In tutte le nazioni coinvolte dalla ricerca, oltre la metà dei rispondenti dice di preoccuparsi maggiormente della “efficacia” delle politiche governative più della forma di governo, che risulta essere meno importante. In sette nazioni e nei Territori palestinesi, più della metà ritiene che il proprio Paese abbia bisogno di un leader forte, autorevole e carismatico che sappia “piegare le regole” se questo serve per realizzare progetti e garantire lo sviluppo. 

La questione economica rappresenta la sfida più grande seguita da corruzione, instabilità politica e sociale e la pandemia di Covid-19. Solo in due nazioni l’economia non è una priorità o non rappresenta comunque il problema più critico: sono l’Iraq, dove i cittadini guardano con più preoccupazione alla corruzione, e la Libia dove l’elemento chiave è l’instabilità.

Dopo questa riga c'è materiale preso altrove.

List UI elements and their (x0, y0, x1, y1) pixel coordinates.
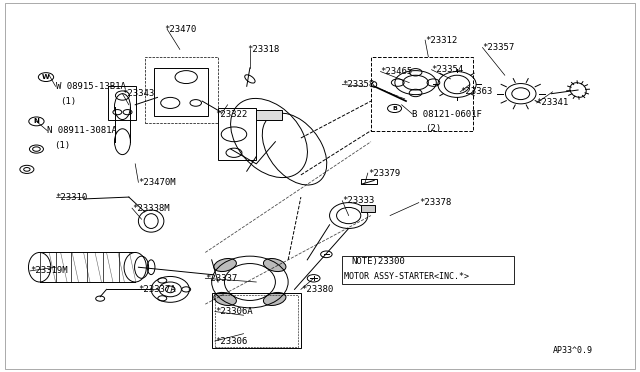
Text: *23306A: *23306A (215, 307, 253, 316)
Ellipse shape (264, 292, 286, 305)
Text: B: B (392, 106, 397, 111)
Text: *23470M: *23470M (138, 178, 176, 187)
Bar (154, 68, 209, 116)
Text: *23341: *23341 (537, 99, 569, 108)
Text: W 08915-13B1A: W 08915-13B1A (56, 82, 125, 91)
Text: B 08121-0601F: B 08121-0601F (412, 109, 483, 119)
Text: W: W (42, 74, 50, 80)
Text: *23357: *23357 (483, 43, 515, 52)
Ellipse shape (214, 292, 236, 305)
Text: N 08911-3081A: N 08911-3081A (47, 126, 117, 135)
Text: AP33^0.9: AP33^0.9 (552, 346, 593, 355)
Text: *23322: *23322 (215, 109, 247, 119)
Bar (362, 205, 376, 212)
Text: *23312: *23312 (425, 36, 458, 45)
Text: (1): (1) (60, 97, 76, 106)
Text: *23319M: *23319M (30, 266, 68, 275)
Text: *23470: *23470 (164, 25, 196, 33)
Text: *23378: *23378 (419, 198, 451, 207)
Text: *23338M: *23338M (132, 203, 170, 213)
Ellipse shape (264, 259, 286, 272)
Bar (215, 295, 298, 347)
Text: *23310: *23310 (56, 193, 88, 202)
Text: *23343: *23343 (122, 89, 155, 98)
Ellipse shape (214, 259, 236, 272)
Text: *23363: *23363 (460, 87, 492, 96)
Text: *23337A: *23337A (138, 285, 176, 294)
Bar (371, 57, 473, 131)
Text: (2): (2) (425, 124, 441, 133)
Text: *23379: *23379 (368, 169, 400, 177)
Text: *23306: *23306 (215, 337, 247, 346)
Bar (212, 293, 301, 349)
Text: *23380: *23380 (301, 285, 333, 294)
Bar (256, 110, 282, 119)
Text: (1): (1) (54, 141, 70, 150)
Text: *23465: *23465 (381, 67, 413, 76)
Text: *23358: *23358 (342, 80, 374, 89)
Bar (108, 86, 136, 119)
Text: *23318: *23318 (246, 45, 279, 54)
Bar (362, 179, 378, 184)
Text: *23354: *23354 (431, 65, 464, 74)
Bar (218, 109, 256, 160)
Text: N: N (33, 118, 40, 124)
Bar (342, 256, 515, 284)
Text: *23337: *23337 (205, 274, 237, 283)
Text: *23333: *23333 (342, 196, 374, 205)
Bar (145, 57, 218, 123)
Text: NOTE)23300: NOTE)23300 (352, 257, 406, 266)
Text: MOTOR ASSY-STARTER<INC.*>: MOTOR ASSY-STARTER<INC.*> (344, 272, 469, 281)
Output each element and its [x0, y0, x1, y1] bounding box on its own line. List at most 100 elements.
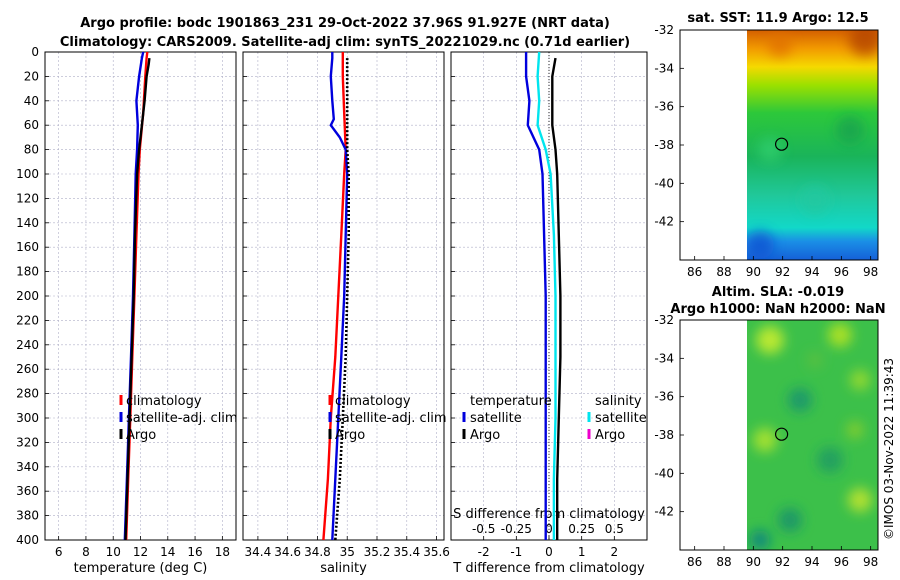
y-tick-label: 300 [16, 411, 39, 425]
map-y-tick-label: -38 [654, 428, 674, 442]
legend-label: climatology [126, 394, 202, 409]
x-tick-label: 12 [133, 545, 148, 559]
x-tick-label: 34.4 [245, 545, 272, 559]
x-tick-label: 1 [578, 545, 586, 559]
legend-label: satellite [470, 411, 522, 426]
y-tick-label: 360 [16, 484, 39, 498]
x-tick-label: 8 [82, 545, 90, 559]
argo-location-marker-sla [774, 427, 789, 441]
map-x-tick-label: 98 [863, 265, 878, 279]
top-tick-label: -0.25 [501, 522, 532, 536]
argo-location-marker [774, 137, 789, 151]
x-tick-label: 6 [55, 545, 63, 559]
map-y-tick-label: -40 [654, 466, 674, 480]
sst-map: 86 88 90 92 94 96 98 -32 -34 -36 -38 -40 -42 [654, 23, 879, 279]
map-x-tick-label: 86 [687, 265, 702, 279]
x-tick-label: 35.4 [393, 545, 420, 559]
x-tick-label: 35 [340, 545, 355, 559]
series-climatology [322, 52, 347, 541]
sla-map-title-line2: Argo h1000: NaN h2000: NaN [670, 302, 885, 317]
legend-title-temperature: temperature [470, 394, 552, 409]
copyright-stamp: ©IMOS 03-Nov-2022 11:39:43 [882, 358, 896, 540]
series-salinity-satellite [536, 51, 557, 540]
legend-label: Argo [335, 428, 365, 443]
map-y-tick-label: -42 [654, 505, 674, 519]
map-x-tick-label: 94 [804, 555, 819, 569]
x-tick-label: 35.6 [423, 545, 450, 559]
y-tick-label: 80 [24, 143, 39, 157]
x-axis-label: temperature (deg C) [74, 561, 208, 576]
difference-panel: -2 -1 0 1 2 T difference from climatology S di… [450, 51, 648, 576]
temperature-panel: 0 20 40 60 80 100 120 140 160 180 200 220 240 260 280 3… [16, 45, 238, 576]
map-x-tick-label: 90 [746, 265, 761, 279]
sst-map-title: sat. SST: 11.9 Argo: 12.5 [687, 11, 868, 26]
map-y-tick-label: -34 [654, 61, 674, 75]
series-argo [124, 57, 151, 541]
legend-label: satellite-adj. clim [335, 411, 447, 426]
y-tick-label: 100 [16, 167, 39, 181]
top-tick-label: 0.25 [568, 522, 595, 536]
x-tick-label: 0 [545, 545, 553, 559]
top-tick-label: -0.5 [472, 522, 495, 536]
map-y-tick-label: -34 [654, 351, 674, 365]
x-tick-label: 34.6 [274, 545, 301, 559]
series-temperature-satellite [524, 52, 547, 540]
x-tick-label: -2 [478, 545, 490, 559]
top-axis-label: S difference from climatology [453, 507, 645, 522]
y-tick-label: 20 [24, 69, 39, 83]
y-tick-label: 40 [24, 94, 39, 108]
y-tick-label: 120 [16, 191, 39, 205]
map-y-tick-label: -32 [654, 313, 674, 327]
x-axis-label: T difference from climatology [452, 561, 645, 576]
map-x-tick-label: 98 [863, 555, 878, 569]
map-y-tick-label: -36 [654, 100, 674, 114]
map-y-tick-label: -36 [654, 390, 674, 404]
x-tick-label: 10 [106, 545, 121, 559]
legend-label: Argo [595, 428, 625, 443]
map-x-tick-label: 86 [687, 555, 702, 569]
map-x-tick-label: 92 [775, 265, 790, 279]
y-tick-label: 200 [16, 289, 39, 303]
map-x-tick-label: 96 [834, 555, 849, 569]
y-tick-label: 140 [16, 216, 39, 230]
y-tick-label: 340 [16, 460, 39, 474]
map-y-tick-label: -42 [654, 215, 674, 229]
y-tick-label: 260 [16, 362, 39, 376]
legend-label: climatology [335, 394, 411, 409]
legend-label: Argo [126, 428, 156, 443]
x-tick-label: 14 [160, 545, 175, 559]
series-satellite-adj-clim [329, 52, 349, 541]
map-x-tick-label: 96 [834, 265, 849, 279]
map-x-tick-label: 90 [746, 555, 761, 569]
sla-map: 86 88 90 92 94 96 98 -32 -34 -36 -38 -40 -42 [654, 313, 879, 569]
map-x-tick-label: 94 [804, 265, 819, 279]
series-temperature-argo [551, 57, 562, 540]
top-tick-label: 0.5 [605, 522, 624, 536]
map-y-tick-label: -32 [654, 23, 674, 37]
x-tick-label: 35.2 [364, 545, 391, 559]
x-tick-label: 16 [187, 545, 202, 559]
x-axis-label: salinity [320, 561, 367, 576]
y-tick-label: 180 [16, 265, 39, 279]
legend-label: Argo [470, 428, 500, 443]
salinity-panel: 34.4 34.6 34.8 35 35.2 35.4 35.6 salinity climat… [242, 51, 450, 576]
y-tick-label: 400 [16, 533, 39, 547]
y-tick-label: 320 [16, 435, 39, 449]
map-x-tick-label: 92 [775, 555, 790, 569]
y-tick-label: 0 [31, 45, 39, 59]
figure-title-line1: Argo profile: bodc 1901863_231 29-Oct-20… [80, 16, 610, 31]
legend-label: satellite-adj. clim [126, 411, 238, 426]
x-tick-label: -1 [510, 545, 522, 559]
x-tick-label: 34.8 [304, 545, 331, 559]
x-tick-label: 2 [611, 545, 619, 559]
axes-frame [44, 51, 237, 541]
series-argo [334, 58, 351, 541]
map-x-tick-label: 88 [716, 265, 731, 279]
map-x-tick-label: 88 [716, 555, 731, 569]
legend-title-salinity: salinity [595, 394, 642, 409]
y-tick-label: 60 [24, 118, 39, 132]
map-y-tick-label: -40 [654, 176, 674, 190]
y-tick-label: 240 [16, 338, 39, 352]
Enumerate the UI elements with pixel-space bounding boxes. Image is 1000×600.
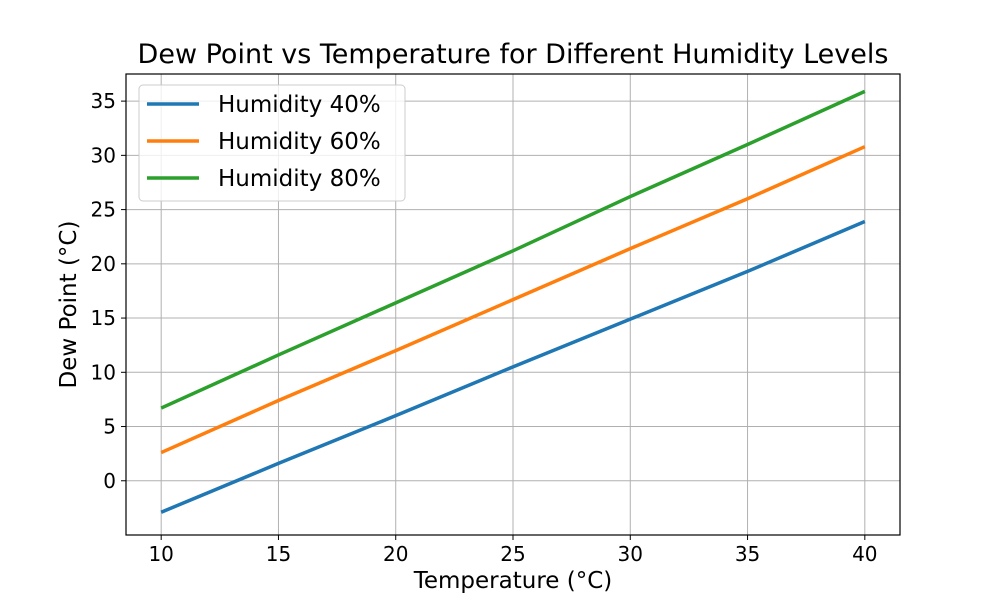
y-tick-label: 10 bbox=[91, 360, 116, 384]
series-line bbox=[160, 89, 866, 410]
x-tick-label: 40 bbox=[852, 542, 877, 566]
x-tick-label: 10 bbox=[148, 542, 173, 566]
legend: Humidity 40% Humidity 60% Humidity 80% bbox=[138, 84, 406, 202]
series-line bbox=[160, 219, 866, 514]
y-tick-label: 15 bbox=[91, 306, 116, 330]
y-tick-label: 0 bbox=[103, 469, 116, 493]
x-tick-label: 35 bbox=[735, 542, 760, 566]
legend-label: Humidity 60% bbox=[218, 129, 381, 155]
legend-label: Humidity 40% bbox=[218, 92, 381, 118]
series-line bbox=[160, 145, 866, 455]
y-tick-label: 30 bbox=[91, 143, 116, 167]
series-layer bbox=[160, 89, 866, 514]
y-tick-label: 25 bbox=[91, 198, 116, 222]
x-tick-label: 15 bbox=[266, 542, 291, 566]
x-tick-label: 25 bbox=[500, 542, 525, 566]
y-axis-title: Dew Point (°C) bbox=[56, 221, 82, 389]
chart-title: Dew Point vs Temperature for Different H… bbox=[138, 39, 889, 70]
x-axis-title: Temperature (°C) bbox=[413, 568, 613, 594]
grid-layer bbox=[126, 74, 900, 535]
y-tick-label: 5 bbox=[103, 415, 116, 439]
y-tick-label: 20 bbox=[91, 252, 116, 276]
tick-layer: 10 15 20 25 30 35 40 0 5 10 15 20 25 30 35 bbox=[91, 89, 878, 566]
y-tick-label: 35 bbox=[91, 89, 116, 113]
x-tick-label: 30 bbox=[618, 542, 643, 566]
legend-label: Humidity 80% bbox=[218, 166, 381, 192]
legend-box bbox=[138, 84, 406, 202]
x-tick-label: 20 bbox=[383, 542, 408, 566]
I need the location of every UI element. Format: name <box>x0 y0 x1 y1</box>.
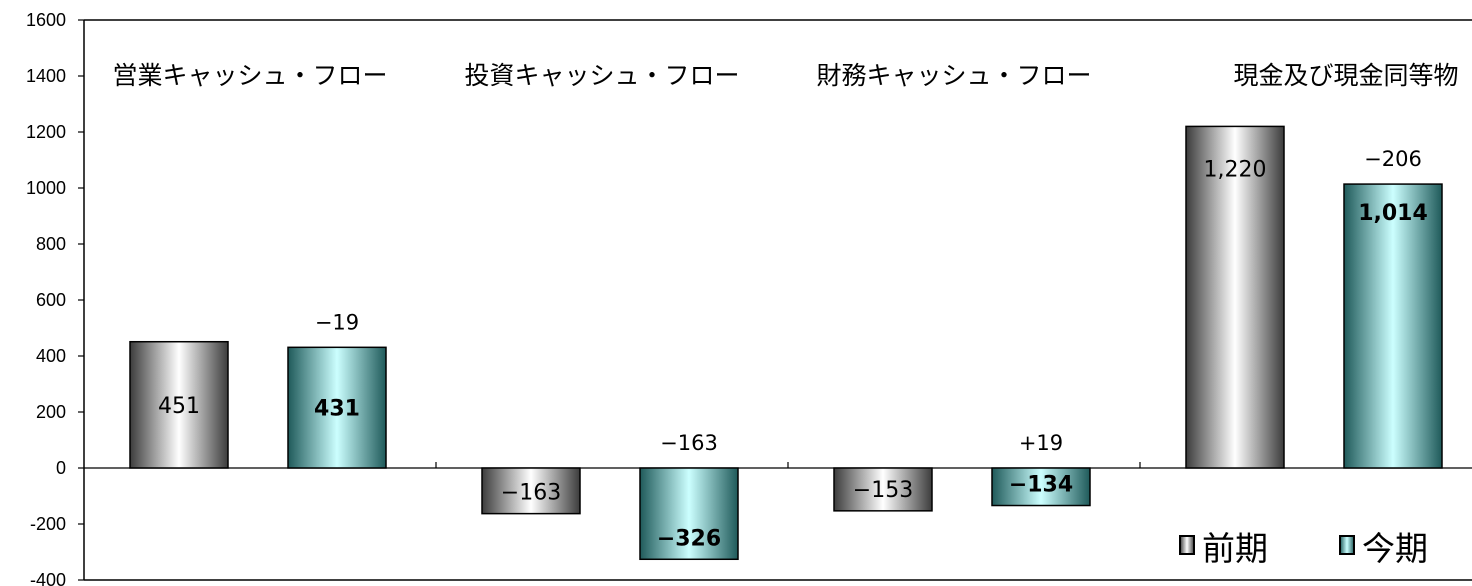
bar <box>1343 183 1443 469</box>
category-label: 現金及び現金同等物 <box>1233 61 1458 90</box>
category-label: 投資キャッシュ・フロー <box>464 61 739 90</box>
bar <box>1185 125 1285 469</box>
data-label: −153 <box>853 478 913 503</box>
y-tick-label: 1400 <box>26 66 66 86</box>
y-tick-label: -400 <box>30 570 66 586</box>
bar <box>287 346 387 469</box>
data-label: 1,014 <box>1358 201 1428 226</box>
y-tick-label: 600 <box>36 290 66 310</box>
y-tick-label: 800 <box>36 234 66 254</box>
legend-label: 今期 <box>1362 529 1428 568</box>
y-tick-label: 1200 <box>26 122 66 142</box>
legend-label: 前期 <box>1202 529 1268 568</box>
category-label: 財務キャッシュ・フロー <box>816 61 1091 90</box>
bar <box>481 467 581 515</box>
change-label: −206 <box>1364 147 1422 171</box>
bar <box>991 467 1091 507</box>
bar <box>639 467 739 561</box>
legend-swatch <box>1339 535 1355 555</box>
data-label: −134 <box>1009 473 1073 498</box>
data-label: 431 <box>314 397 360 422</box>
data-label: −326 <box>657 526 721 551</box>
y-tick-label: 400 <box>36 346 66 366</box>
change-label: −19 <box>315 310 359 334</box>
y-tick-label: 1600 <box>26 10 66 30</box>
y-tick-label: 0 <box>56 458 66 478</box>
change-label: +19 <box>1019 431 1063 455</box>
data-label: 1,220 <box>1204 157 1267 182</box>
legend-swatch <box>1179 535 1195 555</box>
y-tick-label: -200 <box>30 514 66 534</box>
category-label: 営業キャッシュ・フロー <box>112 61 387 90</box>
y-tick-label: 1000 <box>26 178 66 198</box>
data-label: 451 <box>158 394 200 419</box>
change-label: −163 <box>660 431 718 455</box>
y-tick-label: 200 <box>36 402 66 422</box>
data-label: −163 <box>501 481 561 506</box>
bar <box>129 340 229 469</box>
bar <box>833 467 933 512</box>
plot-area: 1600 1400 1200 1000 800 600 400 200 0 -200 -400 営業キ… <box>26 10 1472 586</box>
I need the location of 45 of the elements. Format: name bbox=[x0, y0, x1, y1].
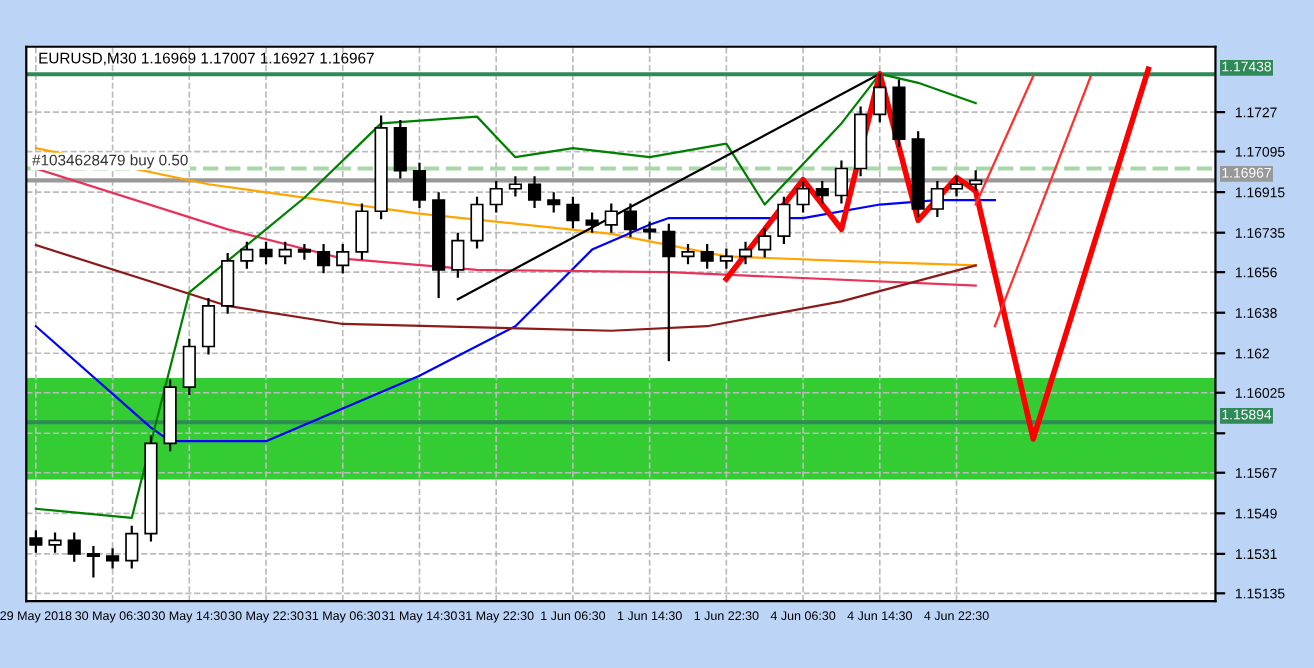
line-series bbox=[34, 167, 977, 287]
candlestick bbox=[67, 532, 81, 562]
candlestick bbox=[106, 548, 120, 569]
candlestick bbox=[681, 243, 695, 265]
candlestick bbox=[336, 243, 350, 274]
line-series bbox=[34, 147, 977, 267]
candlestick bbox=[969, 170, 983, 191]
candlestick bbox=[316, 243, 331, 274]
line-series bbox=[34, 72, 977, 519]
candlestick bbox=[662, 223, 676, 362]
candlestick bbox=[259, 241, 273, 265]
candlestick bbox=[930, 180, 944, 217]
candlestick bbox=[201, 298, 216, 355]
candlestick bbox=[719, 248, 733, 269]
candlestick bbox=[489, 180, 503, 213]
candlestick bbox=[278, 241, 292, 265]
candlestick bbox=[240, 241, 254, 269]
candlestick bbox=[182, 338, 196, 395]
candlestick bbox=[547, 192, 561, 213]
candlestick bbox=[815, 180, 829, 204]
candlestick bbox=[777, 196, 791, 244]
candlestick bbox=[297, 243, 311, 260]
candlestick bbox=[125, 525, 139, 569]
line-series bbox=[723, 66, 1152, 442]
candlestick bbox=[412, 162, 427, 208]
candlestick bbox=[470, 196, 484, 249]
candlestick bbox=[623, 203, 638, 238]
candlestick bbox=[738, 241, 753, 265]
candlestick bbox=[700, 243, 714, 269]
candlestick bbox=[393, 120, 407, 179]
candlestick bbox=[355, 203, 369, 260]
candlestick bbox=[949, 176, 964, 197]
candlestick bbox=[451, 232, 465, 278]
candlestick bbox=[527, 176, 542, 208]
line-series bbox=[34, 243, 977, 332]
candlestick bbox=[86, 546, 100, 578]
candlestick bbox=[834, 160, 849, 204]
candlestick bbox=[48, 532, 62, 553]
candlestick bbox=[508, 176, 522, 197]
candlestick bbox=[221, 253, 235, 314]
candlestick bbox=[566, 196, 580, 229]
candlestick bbox=[585, 212, 599, 233]
candlestick bbox=[604, 203, 618, 233]
candlestick bbox=[758, 228, 772, 258]
candlestick bbox=[796, 180, 810, 213]
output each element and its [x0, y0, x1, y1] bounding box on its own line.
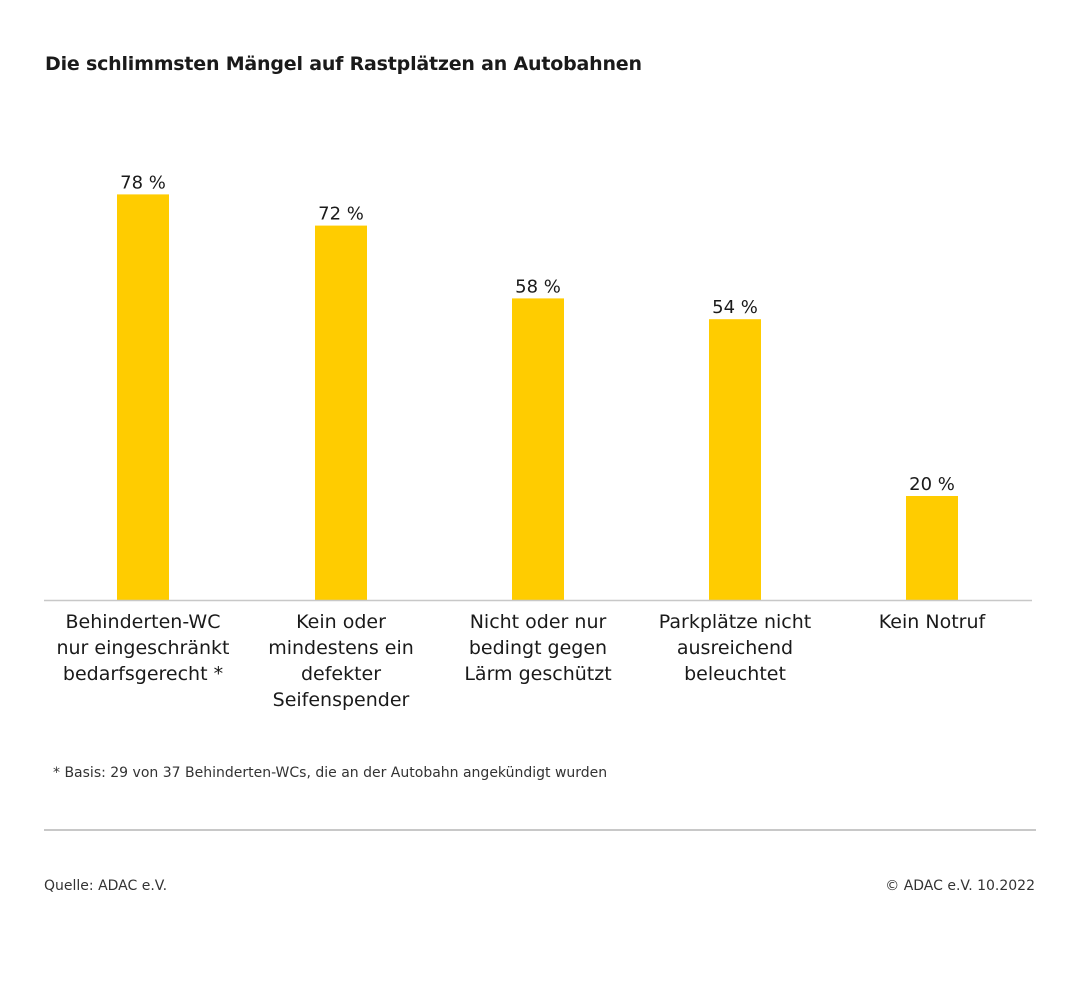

Almeno una persona su tre in ogni Paese interpellato afferma che, nell’ultimo anno, ha finito le scorte di cibo prima ancora di avere il denaro sufficiente per acquistarne dell’altro. La lotta per portare cibo in tavola è più sentita in Egitto e Mauritania, dove oltre il 65% degli interpellati afferma di essere spesso in condizioni di privazione o bisogno. L’inchiesta è stata elaborata in gran parte prima dell’invasione russa dell’Ucraina a febbraio, che ulteriormente esacerbato l’insicurezza alimentare in tutta la regione, soprattutto Egitto, Libia e Tunisia che si basano in gran parte sulle esportazioni di grano dall’area teatro del conflitto.

Gli esperti dedicano una sezione particolare al Libano, che risulta ultimo fra tutti i Paesi presi in esame con meno dell’1% dei rispondenti secondo cui la situazione economica attraversata al momento risulta essere “buona”. La Banca mondiale ha descritto la crisi economica attraversata da Beirut come “una delle più gravi” dalla metà del diciannovesimo secolo. Nel complesso la maggior parte delle persone non si aspetta che la situazione possa migliorare nei prossimi anni, con meno di un terzo dei rispondenti fiduciosi in una svolta in positivo nel prossimo triennio. Il futuro è “incerto”, conclude Robbins, e i cittadini della regione potrebbero essere indotti a cercare sistemi politici “alternativi” come il modello cinese, sistema autoritario e monopartitico, che agli occhi dei rispondenti avrebbe “portato fuori dalla povertà un numero enorme di persone”. Ed è questo “rapido sviluppo” che “molti stanno cercando”.